Church Lingo – Sarah Arzberger

Growing up I’ve struggled with finding a community or simply something that I can call my own. I felt like I was on a team but just sitting on the bench never being asked to play. It’s one thing to be on a team but it’s completely different when you’re on the field. I remember constantly looking for things to be a part of. If it was joining a sports team or getting involved in musical theater. I just never felt I belonged to something. I searched for this community in my own family but that only left me broken-hearted. Slowly this search for finding my community started to come to an end. I was starting to think that there was nothing for me and perhaps I was meant to be on my own.
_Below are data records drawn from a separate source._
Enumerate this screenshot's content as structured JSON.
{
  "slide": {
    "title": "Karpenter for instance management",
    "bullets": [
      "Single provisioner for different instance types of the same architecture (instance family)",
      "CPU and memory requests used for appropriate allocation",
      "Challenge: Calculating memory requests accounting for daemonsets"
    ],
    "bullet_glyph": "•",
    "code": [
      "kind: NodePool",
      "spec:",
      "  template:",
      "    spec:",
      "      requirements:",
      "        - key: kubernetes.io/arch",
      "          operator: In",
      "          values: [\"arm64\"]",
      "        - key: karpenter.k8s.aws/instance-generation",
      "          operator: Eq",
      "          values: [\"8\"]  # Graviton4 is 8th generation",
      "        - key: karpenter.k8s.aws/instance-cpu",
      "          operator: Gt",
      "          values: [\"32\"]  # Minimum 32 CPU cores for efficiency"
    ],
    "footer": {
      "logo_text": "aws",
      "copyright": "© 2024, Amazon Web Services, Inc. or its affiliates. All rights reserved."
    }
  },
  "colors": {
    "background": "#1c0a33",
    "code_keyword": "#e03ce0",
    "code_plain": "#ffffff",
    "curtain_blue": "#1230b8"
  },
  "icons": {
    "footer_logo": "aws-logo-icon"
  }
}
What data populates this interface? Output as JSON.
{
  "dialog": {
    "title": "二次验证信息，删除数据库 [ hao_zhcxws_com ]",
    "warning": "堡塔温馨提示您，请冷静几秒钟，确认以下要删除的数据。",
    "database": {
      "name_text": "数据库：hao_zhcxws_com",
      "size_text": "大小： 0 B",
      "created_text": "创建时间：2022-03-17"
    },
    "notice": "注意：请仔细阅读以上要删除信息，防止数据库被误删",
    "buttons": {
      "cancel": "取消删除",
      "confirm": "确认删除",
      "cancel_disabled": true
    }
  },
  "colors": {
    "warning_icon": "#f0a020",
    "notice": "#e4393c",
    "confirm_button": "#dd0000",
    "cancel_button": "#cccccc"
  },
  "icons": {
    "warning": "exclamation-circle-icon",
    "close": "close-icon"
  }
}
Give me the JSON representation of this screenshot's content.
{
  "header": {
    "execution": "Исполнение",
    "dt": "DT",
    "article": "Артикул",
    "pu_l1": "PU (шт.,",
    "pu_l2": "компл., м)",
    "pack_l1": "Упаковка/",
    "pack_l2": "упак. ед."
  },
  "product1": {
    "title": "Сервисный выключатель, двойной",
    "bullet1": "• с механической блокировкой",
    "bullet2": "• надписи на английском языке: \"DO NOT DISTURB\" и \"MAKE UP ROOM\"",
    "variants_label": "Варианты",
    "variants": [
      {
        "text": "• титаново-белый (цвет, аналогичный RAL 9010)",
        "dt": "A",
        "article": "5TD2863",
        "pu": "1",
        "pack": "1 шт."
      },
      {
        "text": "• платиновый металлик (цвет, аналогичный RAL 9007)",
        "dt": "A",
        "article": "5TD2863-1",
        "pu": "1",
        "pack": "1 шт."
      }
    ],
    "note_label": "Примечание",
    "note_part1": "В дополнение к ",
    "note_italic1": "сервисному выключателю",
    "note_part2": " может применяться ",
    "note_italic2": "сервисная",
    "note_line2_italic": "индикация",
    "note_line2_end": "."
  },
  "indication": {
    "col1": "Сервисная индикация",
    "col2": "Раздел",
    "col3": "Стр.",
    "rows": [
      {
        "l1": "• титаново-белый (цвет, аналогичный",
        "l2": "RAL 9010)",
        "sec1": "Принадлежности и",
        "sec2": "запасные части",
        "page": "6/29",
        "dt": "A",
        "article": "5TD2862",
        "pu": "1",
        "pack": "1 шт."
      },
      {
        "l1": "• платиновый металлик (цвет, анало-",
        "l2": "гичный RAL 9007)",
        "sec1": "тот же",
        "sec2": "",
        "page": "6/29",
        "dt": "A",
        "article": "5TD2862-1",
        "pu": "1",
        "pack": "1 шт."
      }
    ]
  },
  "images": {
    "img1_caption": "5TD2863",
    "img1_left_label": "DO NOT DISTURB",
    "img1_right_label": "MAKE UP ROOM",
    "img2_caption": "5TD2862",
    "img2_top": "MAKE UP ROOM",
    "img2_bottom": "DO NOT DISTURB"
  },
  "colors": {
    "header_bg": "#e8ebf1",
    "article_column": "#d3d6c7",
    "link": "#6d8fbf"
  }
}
It was my senior year of high school and my school had a requirement for all seniors to do a minimum of 50 hours of community service in order to graduate. I found myself doing my hours at a local church in my area. All I can remember about that time was how tired I was and I just wanted to do my 50 hours in one week and move on with my life. Little did I know that this community I was searching for was under my nose the whole time. I found everything I was looking for and more. I felt accepted, wanted, and appreciated. Growing up I was never told I love you and to hear a group of people tell me they love me but they barely knew me blew my mind. They didn’t see what I saw in myself but only what I could become. I finally found something! A community that I can call my own. A place where I can be myself, be around amazing people (which today I call my family), and better myself. I started to finally feel what it was like to actually feel to be a part of something and never want to let it go. 
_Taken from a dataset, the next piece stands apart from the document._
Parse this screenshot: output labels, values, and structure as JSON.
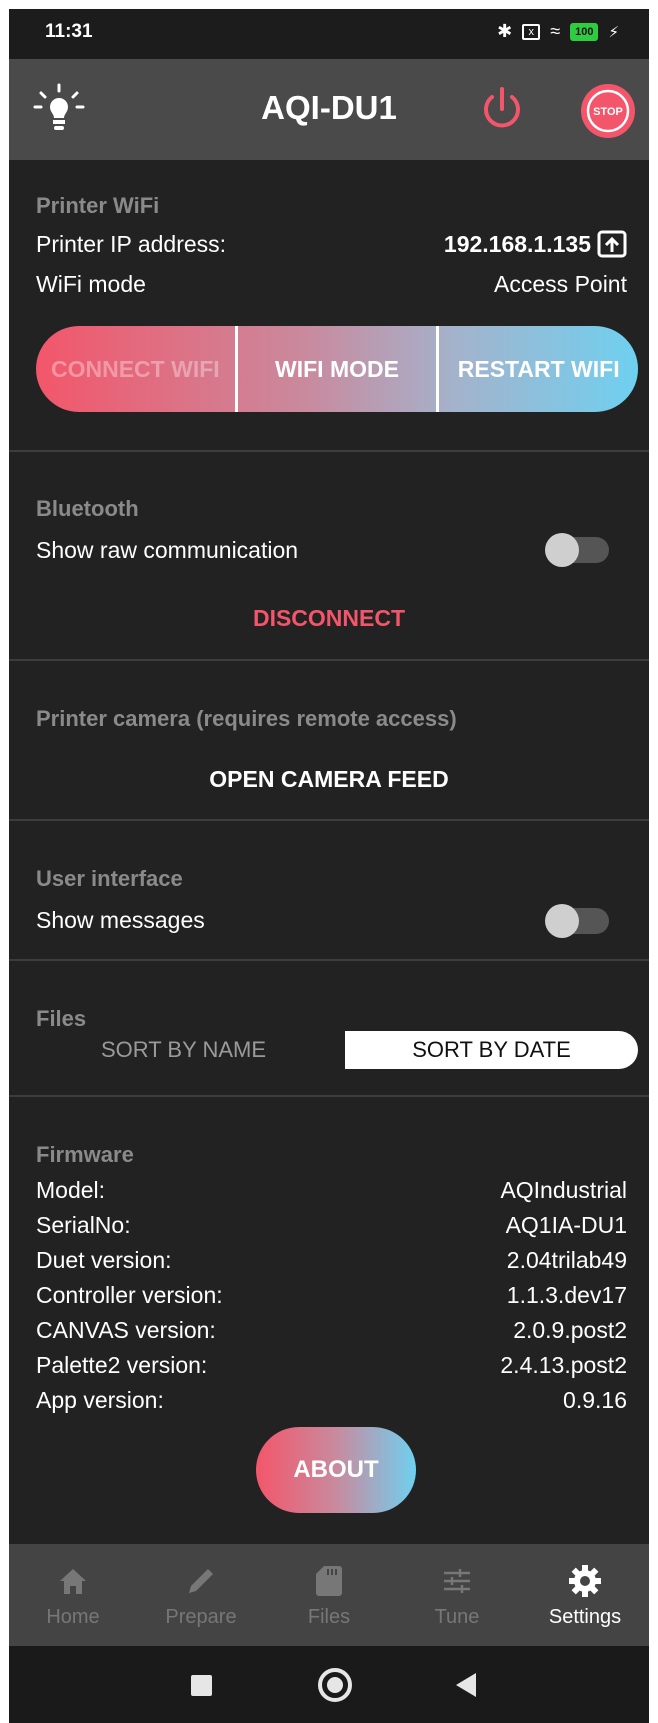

Now it might sound a little strange calling a church its own community but The Rock Church is just something different. One of the things that set us apart is how much of a nation we are. We have our own flag, we write our own music, we even have our own lingo. When I first started coming, one thing that I did notice was people’s response to simple phrases. One that everyone knows is “God bless you” when you greet someone. But then there was “Thank you Jesus’ ‘ instead of thank you or your welcome when you did something for someone. Then there is “by God’s Grace” when someone gives you a compliment or is trying to give you credit for something you did. But my favorite one is “Amen” and it’s used when you want to say yes or when you’re in agreement with someone. This was technically my first time in a church and at first, it really did scare me. I have never heard these words and phrases before and had no idea what they meant or why people said them. I didn’t ask about it or make it into a big deal because I didn’t want to lose this place, so I kept quiet about it, brushed it off, and was very observant to figure it out. 
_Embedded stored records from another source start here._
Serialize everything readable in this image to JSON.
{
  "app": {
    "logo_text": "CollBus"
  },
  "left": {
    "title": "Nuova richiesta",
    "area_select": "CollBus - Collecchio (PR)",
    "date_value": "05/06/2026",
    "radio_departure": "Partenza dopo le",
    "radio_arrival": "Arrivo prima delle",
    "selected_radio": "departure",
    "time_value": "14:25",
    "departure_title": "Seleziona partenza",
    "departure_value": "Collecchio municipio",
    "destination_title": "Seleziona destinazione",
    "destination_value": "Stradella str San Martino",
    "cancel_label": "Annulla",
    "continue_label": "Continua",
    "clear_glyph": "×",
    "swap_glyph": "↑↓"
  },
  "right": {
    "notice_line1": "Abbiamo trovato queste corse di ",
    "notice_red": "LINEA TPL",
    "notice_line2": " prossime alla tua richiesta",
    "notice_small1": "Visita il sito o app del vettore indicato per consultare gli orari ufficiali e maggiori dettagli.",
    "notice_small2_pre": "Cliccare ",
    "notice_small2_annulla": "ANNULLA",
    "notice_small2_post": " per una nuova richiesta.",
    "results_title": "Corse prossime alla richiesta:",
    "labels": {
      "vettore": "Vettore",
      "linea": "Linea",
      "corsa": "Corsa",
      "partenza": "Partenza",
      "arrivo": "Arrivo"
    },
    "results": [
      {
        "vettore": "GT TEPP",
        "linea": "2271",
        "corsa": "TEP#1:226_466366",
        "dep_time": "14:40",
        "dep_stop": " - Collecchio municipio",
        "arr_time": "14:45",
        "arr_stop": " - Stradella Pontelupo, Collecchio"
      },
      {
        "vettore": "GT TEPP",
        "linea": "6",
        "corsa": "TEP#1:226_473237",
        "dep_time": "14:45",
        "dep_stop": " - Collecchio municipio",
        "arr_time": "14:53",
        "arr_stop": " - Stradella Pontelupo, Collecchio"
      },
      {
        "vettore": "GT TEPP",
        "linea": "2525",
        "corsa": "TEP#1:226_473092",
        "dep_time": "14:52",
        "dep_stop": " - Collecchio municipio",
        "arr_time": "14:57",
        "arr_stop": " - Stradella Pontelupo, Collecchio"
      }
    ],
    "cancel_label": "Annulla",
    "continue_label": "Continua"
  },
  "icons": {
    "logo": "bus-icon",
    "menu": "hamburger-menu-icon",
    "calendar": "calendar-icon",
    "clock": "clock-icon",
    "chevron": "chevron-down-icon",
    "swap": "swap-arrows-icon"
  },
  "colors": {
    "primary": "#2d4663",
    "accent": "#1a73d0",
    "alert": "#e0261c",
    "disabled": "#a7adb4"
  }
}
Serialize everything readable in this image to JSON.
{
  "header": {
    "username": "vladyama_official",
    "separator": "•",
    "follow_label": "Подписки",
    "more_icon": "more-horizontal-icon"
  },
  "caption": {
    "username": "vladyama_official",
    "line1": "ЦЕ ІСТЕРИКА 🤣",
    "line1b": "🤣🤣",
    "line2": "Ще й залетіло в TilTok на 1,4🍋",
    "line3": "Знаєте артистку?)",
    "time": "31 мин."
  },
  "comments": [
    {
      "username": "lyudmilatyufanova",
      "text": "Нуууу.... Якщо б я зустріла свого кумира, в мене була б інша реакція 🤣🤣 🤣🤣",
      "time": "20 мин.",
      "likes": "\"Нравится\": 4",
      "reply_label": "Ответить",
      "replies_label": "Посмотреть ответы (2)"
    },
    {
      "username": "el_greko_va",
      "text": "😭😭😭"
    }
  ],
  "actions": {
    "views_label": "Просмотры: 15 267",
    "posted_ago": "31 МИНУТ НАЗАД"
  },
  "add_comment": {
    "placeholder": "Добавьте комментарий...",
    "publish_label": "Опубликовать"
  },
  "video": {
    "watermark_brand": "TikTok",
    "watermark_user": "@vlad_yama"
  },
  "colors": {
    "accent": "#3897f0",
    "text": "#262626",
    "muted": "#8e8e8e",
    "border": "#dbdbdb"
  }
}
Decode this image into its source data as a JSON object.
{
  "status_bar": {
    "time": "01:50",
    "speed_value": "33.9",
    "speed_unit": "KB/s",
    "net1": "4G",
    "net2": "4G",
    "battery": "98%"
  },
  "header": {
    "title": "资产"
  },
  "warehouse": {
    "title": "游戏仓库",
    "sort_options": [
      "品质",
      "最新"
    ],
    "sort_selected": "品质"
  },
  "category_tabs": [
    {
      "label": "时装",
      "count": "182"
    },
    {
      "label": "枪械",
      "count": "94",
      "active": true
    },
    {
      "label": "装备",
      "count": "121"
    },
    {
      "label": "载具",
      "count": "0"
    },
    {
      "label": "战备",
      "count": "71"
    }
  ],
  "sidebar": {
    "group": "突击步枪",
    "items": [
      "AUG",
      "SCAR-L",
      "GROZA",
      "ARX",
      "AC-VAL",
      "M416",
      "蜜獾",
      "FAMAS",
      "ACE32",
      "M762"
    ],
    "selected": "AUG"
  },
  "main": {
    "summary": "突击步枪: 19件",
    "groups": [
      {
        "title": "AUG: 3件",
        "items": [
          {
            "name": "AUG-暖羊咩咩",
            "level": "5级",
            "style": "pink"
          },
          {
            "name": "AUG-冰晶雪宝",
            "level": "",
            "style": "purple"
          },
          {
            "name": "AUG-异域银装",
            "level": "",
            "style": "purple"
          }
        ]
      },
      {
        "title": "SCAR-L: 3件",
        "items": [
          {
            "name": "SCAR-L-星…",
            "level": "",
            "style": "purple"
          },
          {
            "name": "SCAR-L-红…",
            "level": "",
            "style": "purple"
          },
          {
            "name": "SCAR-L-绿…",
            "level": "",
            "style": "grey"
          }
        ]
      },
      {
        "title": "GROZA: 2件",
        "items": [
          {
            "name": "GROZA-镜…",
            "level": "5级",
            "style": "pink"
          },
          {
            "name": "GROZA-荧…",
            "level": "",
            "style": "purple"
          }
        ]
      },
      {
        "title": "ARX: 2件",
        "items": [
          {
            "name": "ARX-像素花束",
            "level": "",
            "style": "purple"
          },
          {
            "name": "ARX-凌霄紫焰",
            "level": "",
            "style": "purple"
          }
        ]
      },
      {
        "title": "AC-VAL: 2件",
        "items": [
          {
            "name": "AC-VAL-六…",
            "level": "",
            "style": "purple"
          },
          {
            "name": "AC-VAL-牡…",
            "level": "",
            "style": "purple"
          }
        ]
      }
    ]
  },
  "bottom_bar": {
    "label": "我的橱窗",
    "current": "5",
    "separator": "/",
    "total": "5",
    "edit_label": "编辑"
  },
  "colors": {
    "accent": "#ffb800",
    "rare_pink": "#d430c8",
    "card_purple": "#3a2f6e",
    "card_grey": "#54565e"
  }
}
The more I started to come and the more involved I got, the more that these phrases started to make a scene for me. It was something that I started to pick up on my own without anyone telling me to say it. It’s not just about the words being said because you can train a parrot to say anything. It’s truly about the meaning of them and what they actually mean. For example, Thank you Jesus is something I say because I’m not giving the credit to myself. When someone says thank you so much for all that you do, I would normally respond no problem but after learning who Jesus is and what he does for me, I don’t wanna give the credit to myself. This lingo isn’t something that everyone understands and most of the time when I slip up and use it outside of Church the reaction that I get isn’t always fun. 

The first time this has happened to me is at my job. My boss had texted me asking me to do something for him. My default response is to say Amen. So I texted him back Amen and he responded back with ummmm what? I just realized what I had done and for some reason I got scared. Instead of being proud of my community and giving him the reason why I said that I panicked and just oh lol sorry my phone changed my text. I honestly felt bad for not sticking up for my community and started to feel ashamed. I know that because I go to church more often than most that it does set me apart but most people just don’t understand and are quick to judge. After being in the church for 6 years now, I don’t care what people say about it. This Church is my home, these people are my family and I know it’s different but different is ok because who wants to be normal. 

In Gloria Anzaldúa’s “How To Tame A Wild Tongue” She says “I grew up feeling ambivalent about our music. Country western and rock-and-roll had more status. In the 50s and 60s, for the slightly educated and agril1gado Chicanos, there existed a sense of shame at being caught listening to our music. Yet I couldn’t stop my feet from thumping to the music, could not stop humming the words, nor hide from myself the exhilaration I felt when I heard it”(42). What I learned from her is not to be ashamed. You need to love what makes you you and not let anyone stop you or try to change you.

Since finding the Rock Church, I am a completely different person than I was 6 years ago. I am finally happy and get to be myself. Without this outlet, I would not be the person I am today and I’m very grateful to be a part of something that I can call my own. Having our own lingo really sets us apart from everyone else but really brings us together as a community and a family. 

Work Cited: Anzaldua, Gloria. “How To Tame a Wild Tongue.” “They say / I say” : the Moves that Matter in Academic Writing, edited by Gerald Graff, Cathy Birkenstein, W. W. Norton & Company, 2014, pp. 33-45

2 Replies to “Church Lingo – Sarah Arzberger”

  1. I think thats great you’ve found a special place like your church, because thats pretty rare these days with so much going on. The fact that you’re happy and can be yourself is truly all that matters and what life should be all about.

  2. The connection between Anzaldua’s story and your own is perfect! Both of you being able to relate to enjoying something you at one point felt shameful for is very unfortunate but I’m glad you’re now more prideful.